In Italia, abbiamo visto tanti avvocati rinunciare all’iscrizione all’Albo nel corso del 2021. Ma anche qui, quello che più colpisce è la rinuncia al lavoro in strutture dove un giovane professionista viene inserito in una macchina da profitti che sembra promettere, carriera, ricchezza e benessere sopra la media delle statistiche di categoria.
Il punto è a che prezzo? Questa è la domanda su cui si misura il disallineamento culturale tra i boomer che guidano molte organizzazioni legali e che sono cresciuti in un’epoca in cui la realizzazione professionale si misurava in zeri sul conto e voci patrimoniali, e i millennial che cominciano a popolare gli uffici dove un tempo si allevavano piccoli avvocati d’assalto e adesso invece si accudiscono i nuovi giuristi nelle incubatrici del work-life balance.
La prima volta che ci siamo occupati del tema su queste pagine è stato a marzo 2020 (si veda il numero 137 di MAG) e non a caso a sollevare il tema è stata una delle realtà di vertice del mercato. Una di quelle che ha visione sul futuro.
La “guerra dei talenti” è una condizione in cui ogni organizzazione calata in un contesto competitivo è abituata a operare. Tuttavia, per riuscire vincitori da questa battaglia, oggi, bisogna usare armi e strategie completamente diverse da quelle del passato. Non è solo un problema di denaro. Piuttosto si tratta di una partita che si gioca sul piano del “significato”: dei valori e della cultura di studio.

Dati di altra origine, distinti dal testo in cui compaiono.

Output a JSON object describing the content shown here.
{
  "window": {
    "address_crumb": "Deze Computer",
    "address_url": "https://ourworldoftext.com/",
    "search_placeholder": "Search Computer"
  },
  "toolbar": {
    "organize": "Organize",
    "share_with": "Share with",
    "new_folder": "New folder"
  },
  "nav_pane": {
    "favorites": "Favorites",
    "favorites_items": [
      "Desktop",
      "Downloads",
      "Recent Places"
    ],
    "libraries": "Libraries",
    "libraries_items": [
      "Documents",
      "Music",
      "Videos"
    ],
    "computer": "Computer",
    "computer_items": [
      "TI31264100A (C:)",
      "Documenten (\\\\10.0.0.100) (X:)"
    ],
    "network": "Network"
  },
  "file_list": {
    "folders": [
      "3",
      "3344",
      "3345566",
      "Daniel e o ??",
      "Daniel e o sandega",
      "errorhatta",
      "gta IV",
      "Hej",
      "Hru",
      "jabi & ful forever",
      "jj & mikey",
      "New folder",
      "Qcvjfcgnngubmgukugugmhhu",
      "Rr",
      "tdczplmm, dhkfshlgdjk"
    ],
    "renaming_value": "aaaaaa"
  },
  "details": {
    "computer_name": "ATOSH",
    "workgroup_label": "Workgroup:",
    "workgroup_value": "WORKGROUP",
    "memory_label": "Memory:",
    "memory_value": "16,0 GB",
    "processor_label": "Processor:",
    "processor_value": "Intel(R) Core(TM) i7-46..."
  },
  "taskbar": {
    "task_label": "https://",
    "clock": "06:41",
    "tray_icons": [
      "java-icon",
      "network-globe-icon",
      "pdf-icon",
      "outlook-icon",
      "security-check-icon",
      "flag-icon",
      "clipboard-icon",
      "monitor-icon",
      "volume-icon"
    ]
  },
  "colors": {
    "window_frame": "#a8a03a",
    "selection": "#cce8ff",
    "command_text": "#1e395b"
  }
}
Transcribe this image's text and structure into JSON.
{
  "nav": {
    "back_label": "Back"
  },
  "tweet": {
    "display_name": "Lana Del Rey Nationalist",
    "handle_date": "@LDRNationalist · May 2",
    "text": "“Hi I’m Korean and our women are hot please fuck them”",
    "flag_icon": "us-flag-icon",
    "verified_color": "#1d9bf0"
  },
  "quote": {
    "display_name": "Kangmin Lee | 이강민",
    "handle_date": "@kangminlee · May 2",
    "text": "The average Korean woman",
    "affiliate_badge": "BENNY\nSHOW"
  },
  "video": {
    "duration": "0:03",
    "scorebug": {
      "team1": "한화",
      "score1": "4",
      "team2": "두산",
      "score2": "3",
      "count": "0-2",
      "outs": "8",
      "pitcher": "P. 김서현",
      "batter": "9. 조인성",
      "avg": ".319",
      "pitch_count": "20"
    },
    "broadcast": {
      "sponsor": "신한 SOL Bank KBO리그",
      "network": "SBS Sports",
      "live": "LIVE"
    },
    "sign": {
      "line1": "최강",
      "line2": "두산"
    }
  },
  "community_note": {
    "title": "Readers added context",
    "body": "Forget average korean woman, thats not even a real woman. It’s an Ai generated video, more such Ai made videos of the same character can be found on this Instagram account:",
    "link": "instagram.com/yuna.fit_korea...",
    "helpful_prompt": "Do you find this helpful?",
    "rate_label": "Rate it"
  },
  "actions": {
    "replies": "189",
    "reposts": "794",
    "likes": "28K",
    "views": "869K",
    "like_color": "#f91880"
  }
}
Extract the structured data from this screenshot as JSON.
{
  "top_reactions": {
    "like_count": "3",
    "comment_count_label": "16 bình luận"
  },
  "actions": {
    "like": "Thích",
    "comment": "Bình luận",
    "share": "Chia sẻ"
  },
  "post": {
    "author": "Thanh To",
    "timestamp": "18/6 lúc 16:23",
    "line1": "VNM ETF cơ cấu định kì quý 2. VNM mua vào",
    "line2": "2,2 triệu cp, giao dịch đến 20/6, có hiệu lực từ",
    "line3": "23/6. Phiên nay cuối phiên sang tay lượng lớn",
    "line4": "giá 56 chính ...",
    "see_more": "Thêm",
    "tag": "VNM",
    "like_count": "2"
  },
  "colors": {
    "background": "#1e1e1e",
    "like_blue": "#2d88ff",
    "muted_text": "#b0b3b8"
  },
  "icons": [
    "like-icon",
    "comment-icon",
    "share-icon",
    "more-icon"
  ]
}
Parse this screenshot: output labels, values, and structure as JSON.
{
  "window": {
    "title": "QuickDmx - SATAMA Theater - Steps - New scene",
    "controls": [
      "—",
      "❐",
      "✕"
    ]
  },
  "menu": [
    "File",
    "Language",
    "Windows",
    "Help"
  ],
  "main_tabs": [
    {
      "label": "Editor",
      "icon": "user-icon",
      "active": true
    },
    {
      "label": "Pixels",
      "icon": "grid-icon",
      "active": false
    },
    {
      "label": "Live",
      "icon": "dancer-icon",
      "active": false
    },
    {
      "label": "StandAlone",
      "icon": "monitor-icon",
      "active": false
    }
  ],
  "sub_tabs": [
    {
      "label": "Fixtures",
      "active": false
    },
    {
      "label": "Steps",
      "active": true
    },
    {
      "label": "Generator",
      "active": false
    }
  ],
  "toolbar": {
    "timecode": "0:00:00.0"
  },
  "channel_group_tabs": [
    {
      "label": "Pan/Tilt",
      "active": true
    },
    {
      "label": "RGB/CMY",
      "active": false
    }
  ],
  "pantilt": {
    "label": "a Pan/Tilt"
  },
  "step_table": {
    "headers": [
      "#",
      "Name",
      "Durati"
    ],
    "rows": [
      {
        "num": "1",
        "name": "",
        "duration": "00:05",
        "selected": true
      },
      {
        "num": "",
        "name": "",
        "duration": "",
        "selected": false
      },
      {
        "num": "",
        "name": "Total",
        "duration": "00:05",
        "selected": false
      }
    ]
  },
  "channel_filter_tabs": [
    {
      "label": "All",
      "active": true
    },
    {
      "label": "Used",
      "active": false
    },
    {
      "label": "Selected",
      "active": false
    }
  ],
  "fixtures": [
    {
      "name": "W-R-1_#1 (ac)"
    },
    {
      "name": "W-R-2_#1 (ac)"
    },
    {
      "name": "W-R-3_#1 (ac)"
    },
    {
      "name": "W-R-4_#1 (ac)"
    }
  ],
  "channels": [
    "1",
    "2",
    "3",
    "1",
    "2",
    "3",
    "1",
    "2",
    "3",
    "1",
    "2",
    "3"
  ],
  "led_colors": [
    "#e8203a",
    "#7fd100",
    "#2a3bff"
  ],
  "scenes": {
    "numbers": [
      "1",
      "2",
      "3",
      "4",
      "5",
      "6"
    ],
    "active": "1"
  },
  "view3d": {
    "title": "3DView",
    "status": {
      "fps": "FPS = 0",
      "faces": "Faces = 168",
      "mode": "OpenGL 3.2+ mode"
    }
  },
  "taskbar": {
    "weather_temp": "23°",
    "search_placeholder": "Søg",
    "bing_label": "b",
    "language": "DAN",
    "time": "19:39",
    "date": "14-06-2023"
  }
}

Quello che in molti stanno imparando a chiamare purpose è ciò che riempie di senso l’attività dei professionisti del futuro perché è ciò in cui si rispecchia la loro identità collettiva ed è ciò di cui si nutre il loro senso di realizzazione personale e professionale. I talenti vanno attirati e poi conservati. Questo è il doppio tempo su cui si gioca la risposta delle organizzazioni legali alla questione delle grandi dimissioni. Per gli studi legali comincia a diventare un’urgenza anche se non siamo ancora al picco. E questa è la buona notizia.